Versiti Blood Research Institute Articles
Exploring the Causes of Heparin-Induced Thrombocytopenia
Investigator Renren Wen, PhD, is digging deeper into HIT to better understand why some patients, after heparin treatment, experience a drop in platelet counts, which is sometimes accompanied by life-threatening thrombosis.
Oftentimes, to prevent clots or treat them after they develop, patients are treated with the blood thinner heparin, an effective and relatively low-cost medication that controls coagulation. But an estimated 30-50% of patients who take heparin can develop antibodies to the drug, with some experiencing adverse reactions that could lead to irreversible damage or loss of life.
Some patients develop heparin-induced thrombocytopenia (HIT), a reaction to heparin treatment that occurs when an individual develops an antibody response to a complex formed between heparin and the platelet protein PF4 (PF4/H complex) that causes their platelet count to drop and, paradoxically, blood to coagulate. Patients diagnosed with HIT are typically taken off heparin immediately and are prescribed other anticoagulants. But these alternative medications are much more costly and can sometimes cause patients to experience even worse side effects, including life-threatening bleeding. Versiti Blood Research Institute Investigator Renren Wen, PhD, is digging deeper into HIT to understand what causes it and why, with a goal of finding better diagnosis and treatment options.

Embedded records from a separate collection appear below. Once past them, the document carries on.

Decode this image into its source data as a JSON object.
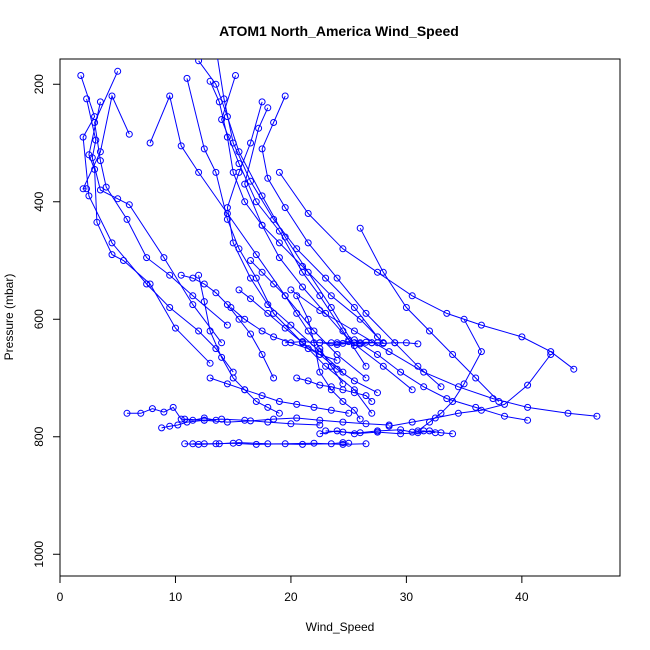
{
  "chart_data": {
    "type": "scatter",
    "title": "ATOM1 North_America Wind_Speed",
    "xlabel": "Wind_Speed",
    "ylabel": "Pressure (mbar)",
    "xlim": [
      0,
      48.5
    ],
    "ylim": [
      1037,
      157
    ],
    "y_reversed": true,
    "x_ticks": [
      0,
      10,
      20,
      30,
      40
    ],
    "y_ticks": [
      200,
      400,
      600,
      800,
      1000
    ],
    "grid": false,
    "series_color": "#0000ff",
    "marker": "open-circle",
    "connected": true,
    "series": [
      {
        "x": [
          1.8,
          3.0,
          2.0,
          2.5,
          4.5,
          7.5,
          9.5,
          12.0,
          13.5,
          15.0
        ],
        "y": [
          185,
          255,
          290,
          390,
          470,
          540,
          580,
          620,
          650,
          690
        ]
      },
      {
        "x": [
          2.3,
          3.1,
          2.8,
          3.5,
          5.0,
          6.0,
          9.0,
          11.5,
          14.0
        ],
        "y": [
          225,
          295,
          325,
          380,
          395,
          405,
          495,
          575,
          640
        ]
      },
      {
        "x": [
          3.5,
          2.5,
          3.0,
          3.2,
          4.5,
          5.5,
          7.8,
          10.0,
          13.0
        ],
        "y": [
          230,
          320,
          345,
          435,
          490,
          500,
          540,
          615,
          675
        ]
      },
      {
        "x": [
          6.0,
          4.5,
          3.5,
          2.0,
          2.3
        ],
        "y": [
          285,
          220,
          315,
          378,
          378
        ]
      },
      {
        "x": [
          5.0,
          3.0,
          3.5,
          4.0,
          5.8,
          7.5,
          9.5,
          11.5,
          14.5
        ],
        "y": [
          178,
          265,
          330,
          375,
          430,
          495,
          525,
          560,
          610
        ]
      },
      {
        "x": [
          7.8,
          9.5,
          10.5,
          12.0,
          14.5,
          17.0,
          19.5,
          22.0,
          24.0,
          26.5
        ],
        "y": [
          300,
          220,
          305,
          350,
          420,
          490,
          560,
          620,
          660,
          700
        ]
      },
      {
        "x": [
          11.0,
          12.5,
          13.5,
          14.5,
          15.5,
          17.0,
          18.5,
          21.0,
          23.0,
          25.5,
          27.0
        ],
        "y": [
          190,
          310,
          350,
          430,
          480,
          530,
          590,
          640,
          680,
          720,
          760
        ]
      },
      {
        "x": [
          13.0,
          13.8,
          14.5,
          15.0,
          16.0,
          17.5,
          19.0,
          21.0,
          23.5,
          26.0,
          28.0
        ],
        "y": [
          195,
          230,
          290,
          350,
          400,
          440,
          470,
          510,
          560,
          600,
          640
        ]
      },
      {
        "x": [
          13.2,
          14.2,
          15.0,
          16.5,
          18.5,
          20.5,
          23.0,
          25.5,
          27.5
        ],
        "y": [
          100,
          225,
          300,
          365,
          430,
          480,
          530,
          580,
          630
        ]
      },
      {
        "x": [
          15.2,
          14.0,
          15.5,
          17.0,
          19.0,
          21.0,
          22.5,
          24.5,
          26.5
        ],
        "y": [
          185,
          260,
          335,
          400,
          450,
          520,
          560,
          620,
          680
        ]
      },
      {
        "x": [
          17.5,
          16.5,
          15.5,
          14.5,
          15.0,
          16.5,
          18.0,
          20.0,
          22.5,
          24.5
        ],
        "y": [
          230,
          300,
          350,
          410,
          470,
          530,
          575,
          610,
          655,
          690
        ]
      },
      {
        "x": [
          18.0,
          17.2,
          16.0,
          17.5,
          19.0,
          21.0,
          23.0,
          25.0,
          28.0,
          30.5
        ],
        "y": [
          240,
          275,
          370,
          440,
          495,
          545,
          590,
          635,
          680,
          720
        ]
      },
      {
        "x": [
          19.5,
          18.5,
          17.5,
          18.0,
          19.5,
          21.5,
          24.0,
          26.5,
          29.0,
          31.0,
          33.0
        ],
        "y": [
          220,
          265,
          310,
          360,
          410,
          470,
          530,
          590,
          640,
          680,
          715
        ]
      },
      {
        "x": [
          12.0,
          13.5,
          14.5,
          15.5,
          17.5,
          19.5,
          21.5,
          23.5,
          25.5
        ],
        "y": [
          160,
          200,
          255,
          315,
          390,
          460,
          520,
          580,
          645
        ]
      },
      {
        "x": [
          19.0,
          21.5,
          24.5,
          27.5,
          30.5,
          33.5,
          36.5,
          40.0,
          42.5,
          44.5
        ],
        "y": [
          350,
          420,
          480,
          520,
          560,
          590,
          610,
          630,
          655,
          685
        ]
      },
      {
        "x": [
          20.0,
          22.5,
          25.5,
          28.5,
          31.5,
          34.5,
          37.5,
          40.5,
          44.0,
          46.5
        ],
        "y": [
          550,
          585,
          620,
          655,
          690,
          715,
          735,
          750,
          760,
          765
        ]
      },
      {
        "x": [
          26.0,
          28.0,
          30.0,
          32.0,
          34.0,
          36.0,
          38.0
        ],
        "y": [
          445,
          520,
          580,
          620,
          660,
          700,
          740
        ]
      },
      {
        "x": [
          25.5,
          27.5,
          29.5,
          31.5,
          33.5,
          36.0,
          38.5,
          40.5
        ],
        "y": [
          635,
          660,
          690,
          715,
          735,
          750,
          765,
          772
        ]
      },
      {
        "x": [
          35.0,
          36.5,
          35.0,
          34.0,
          33.0,
          32.0,
          31.0
        ],
        "y": [
          600,
          655,
          710,
          740,
          760,
          775,
          790
        ]
      },
      {
        "x": [
          42.5,
          40.5,
          38.5,
          36.5,
          34.5,
          32.5,
          30.5,
          28.5
        ],
        "y": [
          660,
          712,
          745,
          755,
          760,
          768,
          775,
          782
        ]
      },
      {
        "x": [
          10.8,
          12.5,
          14.5,
          16.5,
          18.5,
          20.5,
          22.5,
          24.5,
          26.5,
          28.5
        ],
        "y": [
          770,
          772,
          775,
          773,
          770,
          768,
          772,
          775,
          778,
          780
        ]
      },
      {
        "x": [
          8.8,
          9.5,
          10.2,
          11.0,
          12.5,
          14.0,
          16.0,
          18.0,
          20.0,
          22.5
        ],
        "y": [
          785,
          782,
          780,
          775,
          772,
          770,
          772,
          775,
          778,
          780
        ]
      },
      {
        "x": [
          5.8,
          7.0,
          8.0,
          9.0,
          9.8,
          10.5,
          11.5,
          12.5,
          13.5
        ],
        "y": [
          760,
          760,
          752,
          758,
          750,
          770,
          772,
          768,
          772
        ]
      },
      {
        "x": [
          10.8,
          12.0,
          13.5,
          15.0,
          17.0,
          19.5,
          22.0,
          24.5,
          26.5
        ],
        "y": [
          812,
          813,
          812,
          811,
          813,
          812,
          811,
          813,
          812
        ]
      },
      {
        "x": [
          11.5,
          12.5,
          13.8,
          15.5,
          18.0,
          21.0,
          23.5,
          24.5,
          25.0
        ],
        "y": [
          812,
          812,
          812,
          810,
          812,
          813,
          812,
          810,
          811
        ]
      },
      {
        "x": [
          22.5,
          24.0,
          25.5,
          27.5,
          29.5,
          31.0,
          32.0,
          33.0,
          34.0
        ],
        "y": [
          795,
          790,
          795,
          792,
          795,
          793,
          790,
          793,
          795
        ]
      },
      {
        "x": [
          23.0,
          24.5,
          26.0,
          27.5,
          29.5,
          30.5,
          31.5,
          32.5
        ],
        "y": [
          790,
          792,
          793,
          790,
          788,
          792,
          790,
          793
        ]
      },
      {
        "x": [
          24.0,
          25.0,
          26.0,
          27.0,
          28.0,
          29.0,
          30.0,
          31.0
        ],
        "y": [
          640,
          638,
          640,
          640,
          641,
          640,
          640,
          642
        ]
      },
      {
        "x": [
          22.5,
          23.5,
          24.5,
          25.5,
          26.5,
          27.5,
          28.0
        ],
        "y": [
          640,
          640,
          641,
          640,
          639,
          640,
          640
        ]
      },
      {
        "x": [
          19.5,
          21.0,
          22.5,
          24.0,
          25.5,
          26.0,
          27.0
        ],
        "y": [
          640,
          638,
          640,
          643,
          640,
          642,
          640
        ]
      },
      {
        "x": [
          14.8,
          16.0,
          17.5,
          18.5,
          20.0,
          21.5,
          22.5,
          24.0
        ],
        "y": [
          580,
          600,
          620,
          630,
          640,
          650,
          660,
          670
        ]
      },
      {
        "x": [
          15.5,
          16.5,
          18.0,
          19.5,
          21.0,
          22.5,
          24.0,
          25.5,
          27.5
        ],
        "y": [
          550,
          565,
          590,
          615,
          640,
          660,
          685,
          705,
          725
        ]
      },
      {
        "x": [
          10.5,
          11.5,
          12.5,
          13.5,
          14.5,
          15.5,
          16.5,
          17.5,
          18.5
        ],
        "y": [
          525,
          530,
          540,
          555,
          575,
          600,
          625,
          660,
          700
        ]
      },
      {
        "x": [
          12.0,
          12.5,
          13.0,
          14.0,
          15.0,
          16.0,
          17.0,
          18.0,
          19.0
        ],
        "y": [
          525,
          570,
          620,
          665,
          700,
          720,
          740,
          750,
          760
        ]
      },
      {
        "x": [
          16.5,
          17.5,
          18.5,
          19.5,
          20.5,
          21.5,
          22.5,
          23.5,
          24.5
        ],
        "y": [
          500,
          520,
          540,
          560,
          590,
          620,
          650,
          680,
          710
        ]
      },
      {
        "x": [
          20.5,
          21.5,
          22.5,
          23.5,
          24.5,
          25.5,
          26.5,
          27.0
        ],
        "y": [
          700,
          705,
          712,
          715,
          720,
          725,
          730,
          740
        ]
      },
      {
        "x": [
          13.0,
          14.5,
          16.0,
          17.5,
          19.0,
          20.5,
          22.0,
          23.5,
          25.0
        ],
        "y": [
          700,
          710,
          720,
          730,
          740,
          745,
          750,
          755,
          760
        ]
      },
      {
        "x": [
          20.5,
          21.5,
          22.0,
          22.5,
          23.5,
          24.5,
          25.5,
          26.0
        ],
        "y": [
          560,
          600,
          640,
          690,
          720,
          740,
          755,
          770
        ]
      }
    ]
  }
}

Whereas a high percent of patients treated with heparin develop antibodies to PF4/H complex, only a subset of such patients develop HIT. Dr. Wen believes that B cells are the key to understanding why some patients develop HIT and others do not. B cells are an essential part of the body’s immune system that can react to antigens by generating antibodies. It has been thought that there are at least two types of PF4/H-binding antibodies – those that can activate platelets and are thus called “pathogenic” antibodies, and those that cannot activate platelets and are thus called “non-pathogenic” antibodies. To understand the difference between the “pathogenic” and “non-pathogenic” antibodies, Dr. Wen and her group cloned these two types of antibodies from HIT patients and observed that the “pathogenic” antibodies have structural signatures that distinguish them from the “non-pathogenic” ones.
Dr. Wen believes that the cloned “pathogenic” antibodies and the associated structural signatures can be used to facilitate better understanding of the molecular pathogenesis of HIT and to develop novel diagnosis and treatment for HIT. “This could have the potential for better diagnosis and treatment of HIT,” she said.
Dr. Wen often collaborates with other investigators who research HIT and treat patients with the disease, which helps propel lifesaving discoveries. “Versiti Blood Research Institute is a positive environment where people talk to each other and work together toward a common goal,” she said.